While Mort is dealing with Shooter, he is also going through a messy divorce, with his wife Amy Rainey (Maria Bello) who was caught cheating on him with Ted Milner (Timothy Hutton). Knowing Amy has a copy of the magazine, which can prove he wrote Secret Garden, not Shooter, he drives to retrieve it, watching as they leave, before driving back home. Things take a setback when Amy’s house is set on fire, leaving nothing but rubble and an empty shell. Rainey then contacts his publisher, who agrees to FedEx a copy to him overnight.
Meanwhile, John Shooter is getting impatient and goes out of his way to remind Mort he means business, threatening Mort’s ex wife indirectly and pushing Mort into covering up two murders, planting evidence that could convict him, if he didn’t. As time ticks on, Mort becomes more ‘unstable’ and Shooter continues to play his games.

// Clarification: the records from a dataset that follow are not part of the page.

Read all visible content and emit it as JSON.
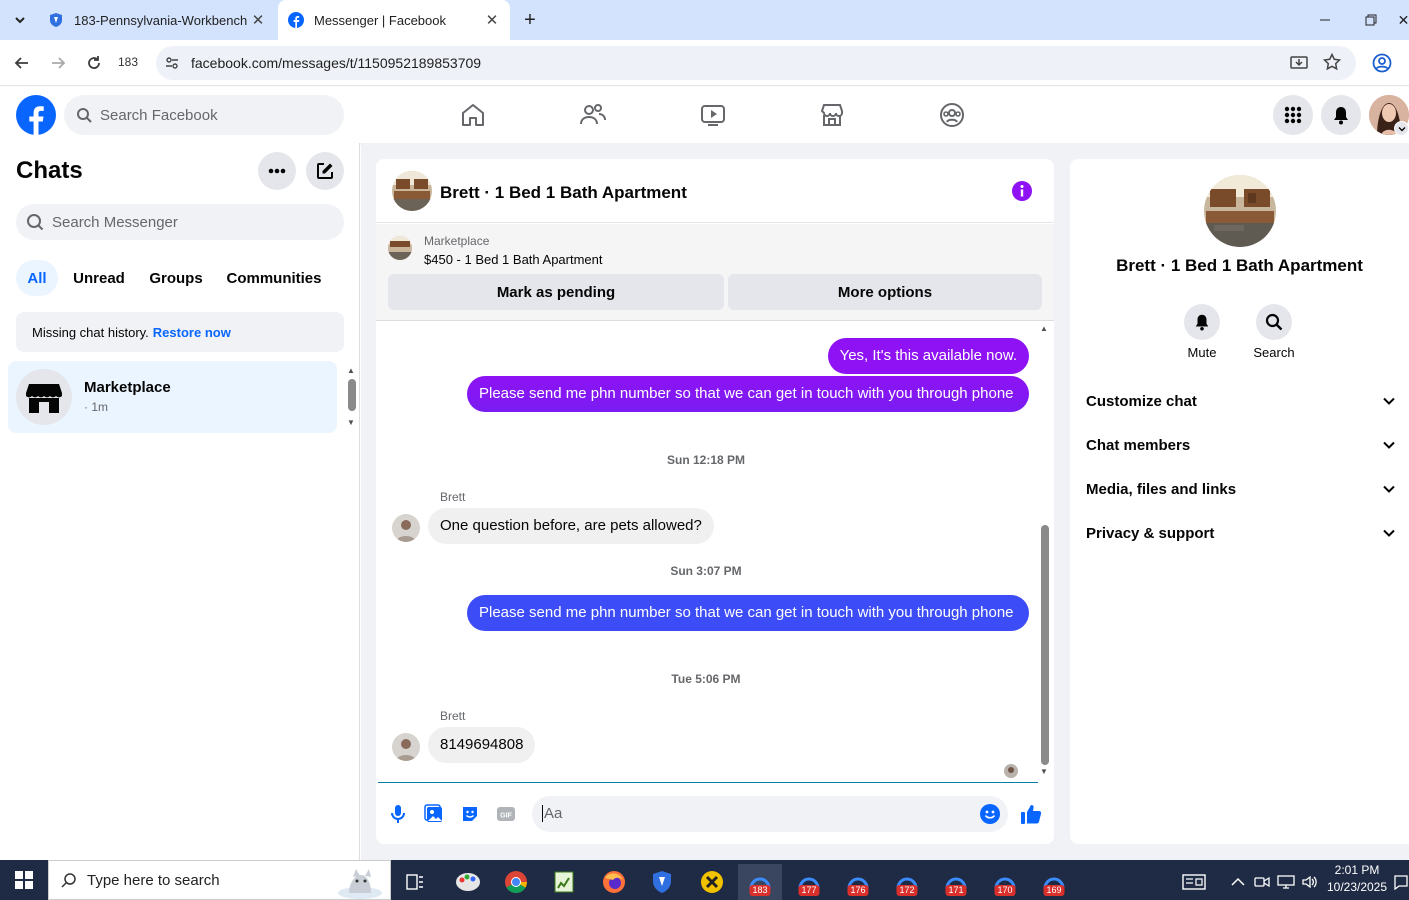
{
  "browser": {
    "tabs": [
      {
        "title": "183-Pennsylvania-Workbench",
        "active": false
      },
      {
        "title": "Messenger | Facebook",
        "active": true
      }
    ],
    "new_tab_symbol": "+",
    "profile_label": "183",
    "url": "facebook.com/messages/t/1150952189853709"
  },
  "facebook": {
    "search_placeholder": "Search Facebook",
    "brand_color": "#0866ff"
  },
  "chats": {
    "title": "Chats",
    "search_placeholder": "Search Messenger",
    "filters": [
      "All",
      "Unread",
      "Groups",
      "Communities"
    ],
    "active_filter": "All",
    "notice_text": "Missing chat history.",
    "notice_link": "Restore now",
    "items": [
      {
        "name": "Marketplace",
        "meta": "· 1m"
      }
    ]
  },
  "conversation": {
    "title": "Brett · 1 Bed 1 Bath Apartment",
    "listing_label": "Marketplace",
    "listing_title": "$450 - 1 Bed 1 Bath Apartment",
    "mark_pending_label": "Mark as pending",
    "more_options_label": "More options",
    "messages": [
      {
        "type": "out",
        "text": "Yes, It's this available now."
      },
      {
        "type": "out",
        "text": "Please send me  phn  number so that we can get in touch with you through phone"
      },
      {
        "type": "stamp",
        "text": "Sun 12:18 PM"
      },
      {
        "type": "sender",
        "text": "Brett"
      },
      {
        "type": "in",
        "text": "One question before, are pets allowed?"
      },
      {
        "type": "stamp",
        "text": "Sun 3:07 PM"
      },
      {
        "type": "out",
        "text": "Please send me  phn  number so that we can get in touch with you through phone"
      },
      {
        "type": "stamp",
        "text": "Tue 5:06 PM"
      },
      {
        "type": "sender",
        "text": "Brett"
      },
      {
        "type": "in",
        "text": "8149694808"
      }
    ],
    "composer_placeholder": "Aa",
    "outgoing_color_top": "#8e12f4",
    "outgoing_color_bottom": "#3c4cf7"
  },
  "details": {
    "name": "Brett · 1 Bed 1 Bath Apartment",
    "actions": [
      "Mute",
      "Search"
    ],
    "sections": [
      "Customize chat",
      "Chat members",
      "Media, files and links",
      "Privacy & support"
    ]
  },
  "taskbar": {
    "search_placeholder": "Type here to search",
    "time": "2:01 PM",
    "date": "10/23/2025",
    "badges": [
      "183",
      "177",
      "176",
      "172",
      "171",
      "170",
      "169"
    ]
  }
}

With less than a couple of hours to spare, Mort picks up the Magazine, determined to end this once for all. If nothing more, Shooter had proven to be a man of his word. If Mort proved he wrote Secret Garden before he did, then Shooter would leave Mort alone forever, and end himself, thinking himself if wrong, to be crazy. When Mort turns to where his story should have been, he finds the pages missing, cut out from the magazine. He goes inside and sits on the couch, somewhat destressed with what to do now, pushing him to a mental break…
The rest I won’t tell you, as I don’t want to spoil it, but Secret Window is a definite must watch for those who love a well thought out, detail ordinated, thriller. Everything from the sets to the locations, to the placement of low importance items have been carefully thought out and carried out. The Cinematography, and feel all tie in beautifully, and are continuous throughout. As a thriller, I would have to say that Secret Window is one of my favourites and I do recommend watching it.